Daily Gospel Reflection – Thursday of the Thirteenth Week in Ordinary Time
Bishop Robert Barron
July 6,2023
Thursday of the Thirteenth Week in Ordinary Time
Gospel: Mt 9:1-8
After entering a boat, Jesus made the crossing, and came into his own town.
And there people brought to him a paralytic lying on a stretcher.
When Jesus saw their faith, he said to the paralytic,
"Courage, child, your sins are forgiven."
At that, some of the scribes said to themselves,
"This man is blaspheming."
Jesus knew what they were thinking, and said,
"Why do you harbor evil thoughts?
Which is easier, to say, 'Your sins are forgiven,'
or to say, 'Rise and walk'?
But that you may know that the Son of Man
has authority on earth to forgive sins"–
he then said to the paralytic,
"Rise, pick up your stretcher, and go home."
He rose and went home.
When the crowds saw this they were struck with awe
and glorified God who had given such authority to men.
*United States Conference of Catholic
Bishop Robert Barron
Friends, in today’s Gospel, the Lord heals a paralytic after first forgiving his sins.
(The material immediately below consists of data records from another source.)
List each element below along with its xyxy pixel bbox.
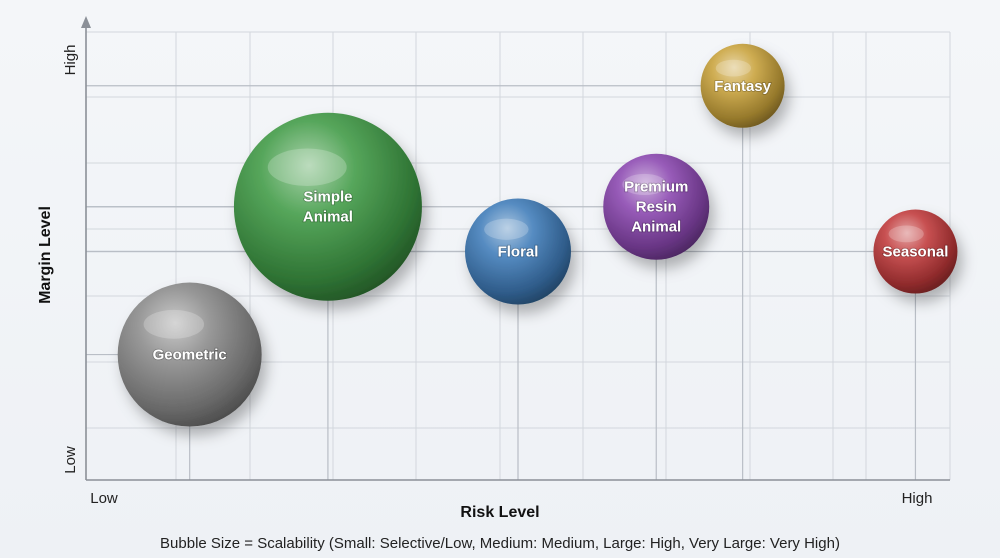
- bubble-point: [117, 282, 262, 427]
- x-axis-title: Risk Level: [460, 504, 539, 521]
- y-axis-title: Margin Level: [37, 206, 54, 304]
- bubble-fantasy: Fantasy: [700, 43, 785, 128]
- bubbles: Geometric Simple Animal Floral Premium Resin A…: [117, 43, 958, 427]
- bubble-label: Fantasy: [714, 78, 771, 95]
- bubble-label: Simple: [303, 189, 352, 206]
- bubble-point: [465, 198, 571, 305]
- bubble-label: Animal: [303, 209, 353, 226]
- bubble-label: Geometric: [153, 347, 227, 364]
- bubble-point: [603, 153, 710, 260]
- bubble-point: [233, 112, 422, 301]
- x-tick-low: Low: [90, 490, 118, 507]
- bubble-seasonal: Seasonal: [873, 209, 958, 294]
- bubble-highlight: [267, 148, 347, 187]
- bubble-premium-resin-animal: Premium Resin Animal: [603, 153, 710, 260]
- bubble-highlight: [715, 59, 752, 77]
- bubble-label: Floral: [498, 244, 539, 261]
- bubble-point: [700, 43, 785, 128]
- bubble-label: Premium: [624, 179, 688, 196]
- bubble-point: [873, 209, 958, 294]
- bubble-label: Seasonal: [883, 244, 949, 261]
- bubble-label: Animal: [631, 219, 681, 236]
- y-tick-high: High: [62, 45, 79, 76]
- axes: [81, 16, 950, 481]
- bubble-label: Resin: [636, 199, 677, 216]
- bubble-floral: Floral: [465, 198, 571, 305]
- bubble-highlight: [888, 225, 924, 243]
- y-tick-low: Low: [62, 446, 79, 474]
- bubble-highlight: [143, 309, 205, 339]
- bubble-simple-animal: Simple Animal: [233, 112, 422, 301]
- bubble-highlight: [484, 218, 529, 240]
- x-tick-high: High: [902, 490, 933, 507]
- bubble-geometric: Geometric: [117, 282, 262, 427]
- y-axis-arrow: [81, 16, 91, 28]
- bubble-size-caption: Bubble Size = Scalability (Small: Select…: [160, 535, 840, 552]
- bubble-highlight: [622, 173, 667, 196]
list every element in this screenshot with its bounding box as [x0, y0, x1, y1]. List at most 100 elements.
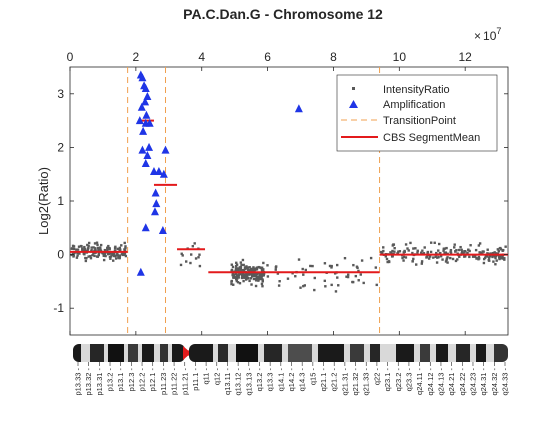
y-axis-label: Log2(Ratio): [36, 167, 51, 235]
intensity-point: [449, 251, 453, 255]
band-label: p12.2 -: [138, 368, 147, 392]
intensity-point: [97, 253, 101, 256]
intensity-point: [71, 244, 75, 248]
intensity-point: [491, 251, 495, 255]
intensity-point: [84, 259, 88, 263]
amplification-marker: [151, 188, 160, 197]
intensity-point: [286, 277, 290, 280]
band-label: q21.2 -: [330, 368, 339, 392]
intensity-point: [242, 263, 245, 267]
band-label: q23.1 -: [383, 368, 392, 392]
band-label: q13.11 -: [223, 368, 232, 395]
intensity-point: [439, 255, 443, 258]
intensity-point: [123, 249, 127, 253]
intensity-point: [90, 248, 93, 252]
intensity-point: [427, 257, 431, 260]
intensity-point: [323, 279, 327, 283]
band-label: q22 -: [372, 368, 381, 386]
intensity-point: [494, 255, 497, 258]
intensity-point: [475, 257, 478, 260]
intensity-point: [185, 260, 188, 263]
intensity-point: [454, 259, 458, 263]
intensity-point: [266, 264, 269, 267]
intensity-point: [198, 253, 201, 256]
band-label: q13.12 -: [234, 368, 243, 396]
legend: IntensityRatio Amplification TransitionP…: [336, 74, 498, 152]
intensity-point: [454, 250, 457, 253]
intensity-point: [191, 245, 195, 248]
band-label: q24.12 -: [426, 368, 435, 396]
intensity-point: [252, 266, 255, 269]
intensity-point: [234, 272, 238, 275]
intensity-point: [355, 265, 359, 268]
intensity-point: [488, 255, 492, 258]
intensity-point: [434, 255, 437, 258]
intensity-point: [124, 246, 127, 250]
intensity-point: [230, 263, 233, 266]
intensity-point: [346, 275, 350, 279]
intensity-point: [230, 279, 234, 283]
intensity-point: [391, 249, 394, 253]
intensity-point: [357, 269, 360, 273]
intensity-point: [328, 264, 332, 268]
amplification-marker: [154, 167, 163, 176]
band-label: q24.13 -: [436, 368, 445, 396]
intensity-point: [72, 247, 76, 251]
intensity-point: [469, 244, 472, 247]
x-tick-label: 2: [133, 50, 140, 64]
intensity-point: [444, 260, 448, 263]
intensity-point: [193, 242, 196, 245]
intensity-point: [362, 281, 365, 285]
intensity-point: [354, 274, 358, 278]
intensity-point: [301, 267, 304, 271]
intensity-point: [255, 266, 259, 269]
intensity-point: [386, 260, 389, 264]
intensity-point: [464, 250, 467, 253]
x-tick-label: 8: [330, 50, 337, 64]
intensity-point: [492, 260, 495, 263]
intensity-point: [245, 265, 248, 268]
intensity-point: [446, 256, 449, 259]
intensity-point: [313, 276, 316, 280]
amplification-marker: [138, 145, 147, 154]
intensity-point: [426, 252, 429, 255]
intensity-point: [274, 268, 277, 271]
amplification-marker: [141, 158, 150, 167]
band-label: p13.32 -: [84, 368, 93, 396]
intensity-point: [482, 261, 486, 265]
intensity-point: [198, 264, 202, 268]
intensity-point: [453, 243, 456, 246]
intensity-point: [235, 279, 239, 283]
intensity-point: [250, 267, 253, 271]
chromosome-ideogram: p13.33 - p13.32 - p13.31 - p13.2 - p13.1 - p1…: [73, 344, 510, 396]
intensity-point: [232, 283, 235, 286]
intensity-point: [382, 249, 385, 253]
intensity-point: [437, 255, 440, 259]
intensity-point: [102, 252, 105, 256]
intensity-point: [250, 269, 253, 272]
intensity-point: [444, 251, 448, 254]
intensity-point: [189, 261, 192, 265]
amplification-marker: [161, 145, 170, 154]
intensity-point: [501, 257, 504, 260]
band-label: p11.23 -: [159, 368, 168, 395]
amplification-marker: [138, 73, 147, 82]
intensity-point: [116, 247, 119, 251]
intensity-point: [251, 267, 254, 271]
intensity-point: [104, 254, 107, 258]
intensity-point: [94, 248, 97, 251]
intensity-point: [87, 241, 91, 245]
intensity-point: [336, 276, 339, 279]
intensity-point: [416, 249, 419, 253]
intensity-point: [254, 284, 258, 288]
intensity-point: [240, 263, 243, 267]
intensity-point: [239, 261, 243, 264]
intensity-point: [189, 253, 193, 256]
intensity-point: [493, 251, 496, 254]
band-label: p13.33 -: [74, 368, 83, 396]
intensity-point: [276, 272, 280, 275]
intensity-point: [93, 242, 97, 245]
intensity-point: [467, 248, 470, 251]
y-tick-label: 1: [57, 194, 64, 208]
intensity-point: [503, 258, 506, 261]
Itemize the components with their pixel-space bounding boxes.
Jesus’ initial words to this paralyzed man are, “Your sins are forgiven.” Why does God forgive our sins? Because he wants us alive, he wants us moving, he wants us in action, realizing what we can be.
Jesus comes to liberate us for deeper life, to open a new future to us. Sin is a refusal to live according to God’s purposes and desires. Our obsession with past sins paralyzes us. God is opposed to this obsession with the past, because it renders us unable to move.
I can brood over my past sins to such a degree that I become finally paralyzed, unable to move. “Your sins are forgiven” is another way of saying, “Don’t be paralyzed by sins that you undoubtedly worry about far more than God does.”
After saying his sins are forgiven, Jesus says, “Rise, pick up your stretcher, and go home.” That’s the way it works: First comes the forgiveness of sins, and that is a liberating power in us. Now I can live for the future.